3000 km en 28 heures: le périple d'un Haut-Alpin pour venir en aide à ses proches coincés en Ukraine

Henri David s'est rendu jusqu'en Roumanie pour porter secours à ses proches. - BFM DICI
Sa décision a été prise en une fraction de seconde. L'invasion des troupes russes sur le sol ukrainien avait à peine débuté, il y a une semaine, quand Henri David, a sauté dans sa voiture, pris le volant au départ de Chorges et roulé en direction de la commune de Siret, à la frontière roumaine. Avec un objectif en tête: venir en aide à sa belle-famile. Le Haut-Alpin n'est revenu de son périple que ce vendredi après-midi.
"Le parcours a été extrêmement long depuis le 24", résume l'homme aux cheveux blancs ébouriffés et aux yeux rougis. Bras croisés et voix emplie d'émotion, il déroule le fil de son parcours au micro de BFM DICI.
Alors qu'Henri David avale ses premiers kilomètres au volant de sa voiture, sa belle-famille et les enfants pour fuir le déluge de bombes qui s'abat sur la capitale et prennent la route avec la frontière roumaine en ligne de mire.
"Comme vous avez pu le voir à la télé"
"Sur Kiev, ça a été extrêmement difficile, comme vous avez pu le voir à la télé.

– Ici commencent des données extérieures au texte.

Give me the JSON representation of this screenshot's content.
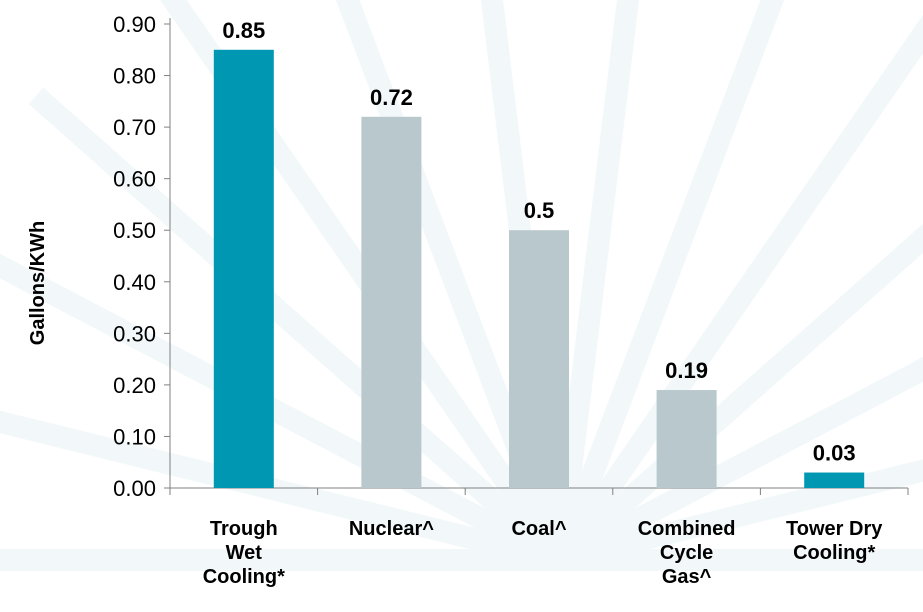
{
  "chart_data": {
    "type": "bar",
    "title": "",
    "xlabel": "",
    "ylabel": "Gallons/KWh",
    "ylim": [
      0,
      0.9
    ],
    "yticks": [
      "0.00",
      "0.10",
      "0.20",
      "0.30",
      "0.40",
      "0.50",
      "0.60",
      "0.70",
      "0.80",
      "0.90"
    ],
    "grid": false,
    "categories": [
      [
        "Trough",
        "Wet",
        "Cooling*"
      ],
      [
        "Nuclear^"
      ],
      [
        "Coal^"
      ],
      [
        "Combined",
        "Cycle",
        "Gas^"
      ],
      [
        "Tower Dry",
        "Cooling*"
      ]
    ],
    "values": [
      0.85,
      0.72,
      0.5,
      0.19,
      0.03
    ],
    "data_labels": [
      "0.85",
      "0.72",
      "0.5",
      "0.19",
      "0.03"
    ],
    "bar_colors": [
      "#0097b2",
      "#b8c8cd",
      "#b8c8cd",
      "#b8c8cd",
      "#0097b2"
    ]
  },
  "colors": {
    "accent": "#0097b2",
    "neutral_bar": "#b8c8cd",
    "axis": "#808080"
  }
}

Il y avait vraiment des bouchons pas possibles, lui rapporte Tanya, une membre de sa famille. Ils ont mis énormément de temps pour arriver à la frontière, environ trois jours, alors que la distance n'est pas énorme. C'est 300 km à peu près."
Et le Haut-Alpin de reprendre: "De mon côté, c'était long aussi. J'ai eu à peu près 24 heures de route pour faire 2400 kilomètres pour arriver chez mes amis en Hongrie, puis encore quatre heures de route pour arriver à la frontière. Entre-temps, je m'étais organisé avec mes amis de Roumanie, qui eux sont dans un premier temps partis pour la frontière..."
Mais ces derniers se retrouvent embourbés dans les bouchons, également massifs du côté roumain. "Mes amis ont été obligés de faire demi-tour", relate-t-il.
Réveillé par un bombardement
"Je suis reparti le lendemain pour les récupérer. Nous avons passé une nuit sur place pour attendre (mes proches) parce que c'était extrêmement long. Les voitures passaient au compte-goutte."
Henri David et ses amis se résolvent à passer la nuit dans la voiture au poste-frontière. Aux environs de 3 heures du matin, il est réveillé par des bombardements survenus dans une ville ukrainienne à quelques kilomètres de là. "Au petit matin, se souvient le Haut-Alpin, nous avons vu des grandes colonnes de fumée noire qui venaient de cette ville."
Après une interminable attente, ses proches posent enfin le pied en Roumanie. "Ils ont été extrêmement bien accueillis", souligne l'intéressé. Lui-même avait pu se ravitailler grâce à la générosité d'un boulanger roumain, qui avait parcouru près de 200 km pour apporter une fournée de sandwichs.
"On ne survivra pas"
Henri David et ses proches sont désormais en sécurité, installés dans sa maison de Chorges, baignée de soleil. Mais sur le front, les nouvelles sont "très, très peu rassurantes", souffle-t-il. "On a l'exemple de Tanya, qui a appris que son magasin avait été bombardé. Heureusement qu'elle était avec nous. Elle aurait été prise sous le feu des tanks qui ont bombardé le village..."
Une sombre "nouvelle" vient de parvenir à Henri David: "Une de nos cousines, qui est à Tchernigov (Tchernihiv, en ukrainien) un des endroits les plus touchés, une des grandes villes qui se trouve entre la Biélorussie et Kiev, un lieu de passage pour les troupes russes, a appelé sa fille qui travaille en Tchéquie et a préparé la famille en disant: 'Préparez-vous, on ne survivra pas à ce bombardement'".
Le "ciel bleu" et les "belles choses" qui entourent désormais Henri David et ses proches dans les Hautes-Alpes ne font pas le poids face aux images qui rongent leurs pensées. "On apprécie la vie quand on a vu toutes ces horreurs", reconnaît-il néanmoins. Mais l'intéressé estime surtout que sa mission n'est pas encore accomplie: "Aujourd'hui, je n'ai qu'un but: venir en aide à mes amis et mes frères et sœurs qui sont là-bas".